Brown v Deutsche Bank Natl. Trust Co. |
2014 NY Slip Op 06009 |
Decided on August 28, 2014 |
Appellate Division, First Department |
Published by New York State Law Reporting Bureau pursuant to Judiciary Law § 431. |
This opinion is uncorrected and subject to revision before publication in the Official Reports. |
Decided on August 28, 2014
Tom, J.P., Acosta, Saxe, DeGrasse, Freedman, JJ.
12129 153803/12
v
Deutsche Bank National Trust Company, etc., et al., Defendants-Respondents.
Carl E. Person, New York, for appellant.
Bryan Cave LLP, New York (Scott H. Kaiser of counsel), for respondents.
Order, Supreme Court, New York County (Cynthia S. Kern, J.), entered January 14, 2013, which granted defendants' motion to dismiss the complaint, unanimously affirmed, without costs.
The motion court properly rejected plaintiff's claim that securitization of his mortgage notes was improper (see Stafford v Mortgage Elec.

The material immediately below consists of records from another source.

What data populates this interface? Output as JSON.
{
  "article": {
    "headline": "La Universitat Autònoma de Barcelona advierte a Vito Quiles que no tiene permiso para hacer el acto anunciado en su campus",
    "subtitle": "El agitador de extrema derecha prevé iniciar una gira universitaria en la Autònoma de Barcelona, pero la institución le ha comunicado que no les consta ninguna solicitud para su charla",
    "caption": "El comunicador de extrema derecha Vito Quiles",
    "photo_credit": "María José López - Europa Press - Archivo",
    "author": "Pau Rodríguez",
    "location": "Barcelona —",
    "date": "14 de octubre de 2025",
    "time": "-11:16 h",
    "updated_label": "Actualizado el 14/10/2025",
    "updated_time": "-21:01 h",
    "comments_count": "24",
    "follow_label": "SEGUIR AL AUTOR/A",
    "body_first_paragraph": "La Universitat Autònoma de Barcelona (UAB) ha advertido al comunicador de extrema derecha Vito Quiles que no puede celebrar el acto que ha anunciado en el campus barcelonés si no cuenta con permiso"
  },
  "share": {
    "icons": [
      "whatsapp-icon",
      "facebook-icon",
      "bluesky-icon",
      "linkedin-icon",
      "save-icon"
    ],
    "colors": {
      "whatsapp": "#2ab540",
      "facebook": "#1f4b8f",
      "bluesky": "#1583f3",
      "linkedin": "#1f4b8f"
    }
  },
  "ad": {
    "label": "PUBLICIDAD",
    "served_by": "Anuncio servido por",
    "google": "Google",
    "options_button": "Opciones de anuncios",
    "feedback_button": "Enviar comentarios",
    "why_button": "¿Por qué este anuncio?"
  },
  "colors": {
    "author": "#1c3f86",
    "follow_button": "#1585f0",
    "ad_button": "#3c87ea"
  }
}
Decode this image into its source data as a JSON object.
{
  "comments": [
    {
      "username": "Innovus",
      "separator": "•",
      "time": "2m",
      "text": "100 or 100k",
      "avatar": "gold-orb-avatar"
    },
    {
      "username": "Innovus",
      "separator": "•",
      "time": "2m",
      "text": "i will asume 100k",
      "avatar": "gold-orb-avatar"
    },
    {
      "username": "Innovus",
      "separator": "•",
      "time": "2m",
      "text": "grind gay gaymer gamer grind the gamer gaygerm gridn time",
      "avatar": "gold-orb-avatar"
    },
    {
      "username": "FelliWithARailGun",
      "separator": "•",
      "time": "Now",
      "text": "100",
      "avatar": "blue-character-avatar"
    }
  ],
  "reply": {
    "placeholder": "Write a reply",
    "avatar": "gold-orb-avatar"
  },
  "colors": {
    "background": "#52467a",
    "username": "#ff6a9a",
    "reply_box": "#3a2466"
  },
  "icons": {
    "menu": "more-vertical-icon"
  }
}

Registration Sys., Inc., 2012 WL 1564701, *4, 2012 US Dist LEXIS 61413, *13 [ED Mich 2012]; Rodenhurst v Bank of Am., 773 F Supp2d 886, 898 [D Haw 2011]), and aptly discerned that plaintiff's contention that defendants lack standing to enforce the notes was a mere semantic variation of that claim. To the extent plaintiff claimed that the securitization was procedurally improper, and to the extent that such a claim is cognizable (see Johnson v HSBC Bank USA, NA, 2012 WL 928433, *2, 2012 US Dist LEXIS 36798, *6-7 [SD Cal 2012]), his allegations were conclusory.
Plaintiff's allegations of improper increased mortgage payments and improper notices of such increases were flatly contradicted by provisions in the loan documents (see Simkin v Blank, 19 NY3d 46, 52 [2012]). The motion court correctly found that plaintiff had failed to allege that his next mortgage payments of the minimum amount authorized under the loan documents would not have triggered defendants' right to increase his monthly payment obligations; his assertion that he had not triggered such right at the time of the notices avoided the issue.
The loan documents lacked any provision imposing on defendants a duty to modify the notes or negotiate a workout (see New York City Educ. Constr. Fund v Verizon N.Y. Inc., 114 AD3d 529, [1st Dept]), and such terms cannot be added pursuant to the covenant of good faith (see D & L Holdings v Goldman Co., 287 AD2d 65, 73 [1ST Dept 2001], lv denied 97 NY2d 611 [2002]).
Plaintiff's cause of action for violation of General Business Law § 349 was properly held [*2]untimely, as it accrued upon defendants' first notice of mortgage payment increases in April 2009, more than three years before the July 2012 service of the pleadings in this action (see CPLR 214).
We have considered plaintiff's other contentions and find them unavailing.
The Decision and Order of this Court entered herein on April 3, 2014 is hereby recalled and vacated (see M-2140 decided simultaneously herewith).
THIS CONSTITUTES THE DECISION AND ORDER
OF THE SUPREME COURT, APPELLATE DIVISION, FIRST DEPARTMENT.